Ça doit être pour ça que leur mariage a été aussi chaotique…


- Comment t’as trouvé Mamie ?


Je détourne son attention sur ses vacances avec ma mère. Que leur relation soit aussi étroite que la nôtre est une bénédiction. Ou un alignement astral. Trente ans me séparent de ma mère. Et trente ans me séparent de ma fille.


C’est un combo gagnant ou je ne m’y connais pas !
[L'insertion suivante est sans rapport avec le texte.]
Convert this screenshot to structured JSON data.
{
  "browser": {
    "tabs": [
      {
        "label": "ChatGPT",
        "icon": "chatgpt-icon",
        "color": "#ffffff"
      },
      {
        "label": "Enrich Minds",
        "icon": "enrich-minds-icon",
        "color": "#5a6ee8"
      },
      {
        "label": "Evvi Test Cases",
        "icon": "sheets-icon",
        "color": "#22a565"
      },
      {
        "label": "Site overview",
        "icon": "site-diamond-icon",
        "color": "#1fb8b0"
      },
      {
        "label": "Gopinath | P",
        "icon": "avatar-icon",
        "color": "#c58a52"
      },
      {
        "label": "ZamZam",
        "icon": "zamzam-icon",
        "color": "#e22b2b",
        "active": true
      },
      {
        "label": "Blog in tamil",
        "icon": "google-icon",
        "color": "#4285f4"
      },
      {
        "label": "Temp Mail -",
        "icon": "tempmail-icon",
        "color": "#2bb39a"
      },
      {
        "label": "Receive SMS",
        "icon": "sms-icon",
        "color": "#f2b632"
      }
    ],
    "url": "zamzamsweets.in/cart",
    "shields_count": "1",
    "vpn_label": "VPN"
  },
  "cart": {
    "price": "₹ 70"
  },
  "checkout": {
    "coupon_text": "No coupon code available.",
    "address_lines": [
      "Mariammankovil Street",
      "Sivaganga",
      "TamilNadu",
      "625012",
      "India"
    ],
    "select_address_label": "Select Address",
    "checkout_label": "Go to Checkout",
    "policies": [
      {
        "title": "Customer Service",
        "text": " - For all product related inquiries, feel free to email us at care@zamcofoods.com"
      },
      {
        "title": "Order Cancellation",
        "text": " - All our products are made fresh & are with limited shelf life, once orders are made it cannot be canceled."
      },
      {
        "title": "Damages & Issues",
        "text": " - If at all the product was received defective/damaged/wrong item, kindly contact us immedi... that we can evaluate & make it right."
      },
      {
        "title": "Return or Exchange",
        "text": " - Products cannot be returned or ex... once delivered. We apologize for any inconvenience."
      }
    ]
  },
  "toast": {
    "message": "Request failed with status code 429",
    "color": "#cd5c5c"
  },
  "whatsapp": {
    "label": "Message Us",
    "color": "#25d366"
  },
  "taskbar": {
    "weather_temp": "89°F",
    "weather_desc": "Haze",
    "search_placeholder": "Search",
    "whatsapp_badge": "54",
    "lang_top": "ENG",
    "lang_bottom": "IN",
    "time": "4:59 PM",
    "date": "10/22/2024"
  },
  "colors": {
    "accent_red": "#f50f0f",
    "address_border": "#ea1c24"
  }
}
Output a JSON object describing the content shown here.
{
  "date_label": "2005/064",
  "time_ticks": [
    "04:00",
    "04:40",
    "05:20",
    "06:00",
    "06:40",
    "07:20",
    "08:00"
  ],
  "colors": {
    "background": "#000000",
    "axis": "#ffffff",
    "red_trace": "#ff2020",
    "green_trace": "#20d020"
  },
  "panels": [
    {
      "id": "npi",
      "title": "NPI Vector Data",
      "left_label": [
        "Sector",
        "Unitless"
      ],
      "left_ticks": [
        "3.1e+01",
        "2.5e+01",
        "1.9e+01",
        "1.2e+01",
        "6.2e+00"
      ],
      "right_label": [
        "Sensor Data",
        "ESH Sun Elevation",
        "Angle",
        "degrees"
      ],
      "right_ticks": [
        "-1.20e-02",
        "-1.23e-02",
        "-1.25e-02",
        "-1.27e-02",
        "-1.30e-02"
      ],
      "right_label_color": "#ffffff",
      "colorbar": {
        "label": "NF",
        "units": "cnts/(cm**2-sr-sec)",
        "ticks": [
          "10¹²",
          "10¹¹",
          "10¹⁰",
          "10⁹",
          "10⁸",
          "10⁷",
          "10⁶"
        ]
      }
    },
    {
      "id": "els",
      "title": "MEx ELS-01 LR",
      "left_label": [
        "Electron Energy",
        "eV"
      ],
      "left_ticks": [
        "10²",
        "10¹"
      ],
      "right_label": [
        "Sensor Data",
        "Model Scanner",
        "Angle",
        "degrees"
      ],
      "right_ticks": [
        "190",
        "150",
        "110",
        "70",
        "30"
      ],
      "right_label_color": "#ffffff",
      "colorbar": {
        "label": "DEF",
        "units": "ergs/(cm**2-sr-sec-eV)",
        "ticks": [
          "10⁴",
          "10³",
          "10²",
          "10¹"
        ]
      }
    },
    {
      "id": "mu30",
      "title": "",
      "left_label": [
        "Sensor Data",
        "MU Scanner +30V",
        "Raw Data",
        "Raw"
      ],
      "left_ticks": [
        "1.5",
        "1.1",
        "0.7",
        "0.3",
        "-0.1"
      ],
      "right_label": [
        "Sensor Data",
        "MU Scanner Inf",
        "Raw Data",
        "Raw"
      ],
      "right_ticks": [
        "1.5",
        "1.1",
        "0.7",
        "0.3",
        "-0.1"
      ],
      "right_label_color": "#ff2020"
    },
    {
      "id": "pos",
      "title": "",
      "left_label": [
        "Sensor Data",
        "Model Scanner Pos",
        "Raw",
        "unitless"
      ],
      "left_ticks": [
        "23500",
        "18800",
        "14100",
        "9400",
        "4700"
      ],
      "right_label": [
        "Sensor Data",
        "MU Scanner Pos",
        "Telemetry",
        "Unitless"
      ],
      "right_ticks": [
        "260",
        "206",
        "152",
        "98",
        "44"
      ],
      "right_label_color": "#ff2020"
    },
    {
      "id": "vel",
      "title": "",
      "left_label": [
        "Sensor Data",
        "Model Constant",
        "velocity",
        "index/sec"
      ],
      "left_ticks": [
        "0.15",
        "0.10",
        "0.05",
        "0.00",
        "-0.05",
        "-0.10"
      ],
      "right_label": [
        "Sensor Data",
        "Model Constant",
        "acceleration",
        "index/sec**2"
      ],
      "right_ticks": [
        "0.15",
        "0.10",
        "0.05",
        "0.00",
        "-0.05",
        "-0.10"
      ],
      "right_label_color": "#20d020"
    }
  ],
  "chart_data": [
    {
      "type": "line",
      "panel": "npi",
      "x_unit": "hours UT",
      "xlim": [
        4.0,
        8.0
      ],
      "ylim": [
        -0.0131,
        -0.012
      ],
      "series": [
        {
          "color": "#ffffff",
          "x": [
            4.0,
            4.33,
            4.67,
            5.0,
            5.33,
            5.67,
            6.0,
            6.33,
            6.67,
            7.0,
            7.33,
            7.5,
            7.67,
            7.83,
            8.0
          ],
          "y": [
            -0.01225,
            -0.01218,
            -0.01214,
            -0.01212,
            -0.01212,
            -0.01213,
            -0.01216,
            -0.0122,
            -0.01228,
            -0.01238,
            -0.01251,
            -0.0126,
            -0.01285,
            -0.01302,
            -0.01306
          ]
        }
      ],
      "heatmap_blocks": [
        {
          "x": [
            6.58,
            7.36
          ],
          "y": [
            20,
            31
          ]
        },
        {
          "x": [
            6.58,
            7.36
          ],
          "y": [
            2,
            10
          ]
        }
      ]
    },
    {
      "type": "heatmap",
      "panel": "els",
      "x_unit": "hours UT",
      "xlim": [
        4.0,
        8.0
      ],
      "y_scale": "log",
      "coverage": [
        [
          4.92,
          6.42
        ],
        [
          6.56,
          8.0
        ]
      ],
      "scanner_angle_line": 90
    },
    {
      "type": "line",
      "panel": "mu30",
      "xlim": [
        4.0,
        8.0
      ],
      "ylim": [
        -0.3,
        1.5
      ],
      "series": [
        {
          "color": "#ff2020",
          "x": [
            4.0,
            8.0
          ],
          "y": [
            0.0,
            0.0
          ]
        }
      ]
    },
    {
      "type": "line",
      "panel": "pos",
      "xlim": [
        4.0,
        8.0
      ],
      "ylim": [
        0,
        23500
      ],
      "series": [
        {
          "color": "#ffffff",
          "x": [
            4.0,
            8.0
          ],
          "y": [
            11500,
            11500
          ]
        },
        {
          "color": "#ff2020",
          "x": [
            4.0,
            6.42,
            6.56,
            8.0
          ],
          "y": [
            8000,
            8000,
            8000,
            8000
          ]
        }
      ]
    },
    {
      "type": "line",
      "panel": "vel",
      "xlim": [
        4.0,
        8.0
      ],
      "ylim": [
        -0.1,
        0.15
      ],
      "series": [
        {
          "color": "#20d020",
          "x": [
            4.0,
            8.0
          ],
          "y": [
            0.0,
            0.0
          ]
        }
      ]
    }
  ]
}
- En forme, répond Annie en faisant des allers-retours entre sa chambre et la salle de bains pour ranger ces affaires.


Je frissonne en songeant au bordel qu’elle est sûrement en train de me mettre à peine arrivée. D’un autre côté, je dois avouer qu’il m’a manqué.


Notre nouvel appartement n’est pas très grand. J’ai cédé au charme biscornu de l’ancien au détriment de la praticité du neuf. Le craquement du parquet est une douce mélodie qui n’a pas d’équivalent à mes oreilles. Mais, passer d’une maison de plus de cent mètres à un petit deux-pièces, a demandé des sacrifices. Les souvenirs ne se jettent pas alors les placards ont vite été remplis.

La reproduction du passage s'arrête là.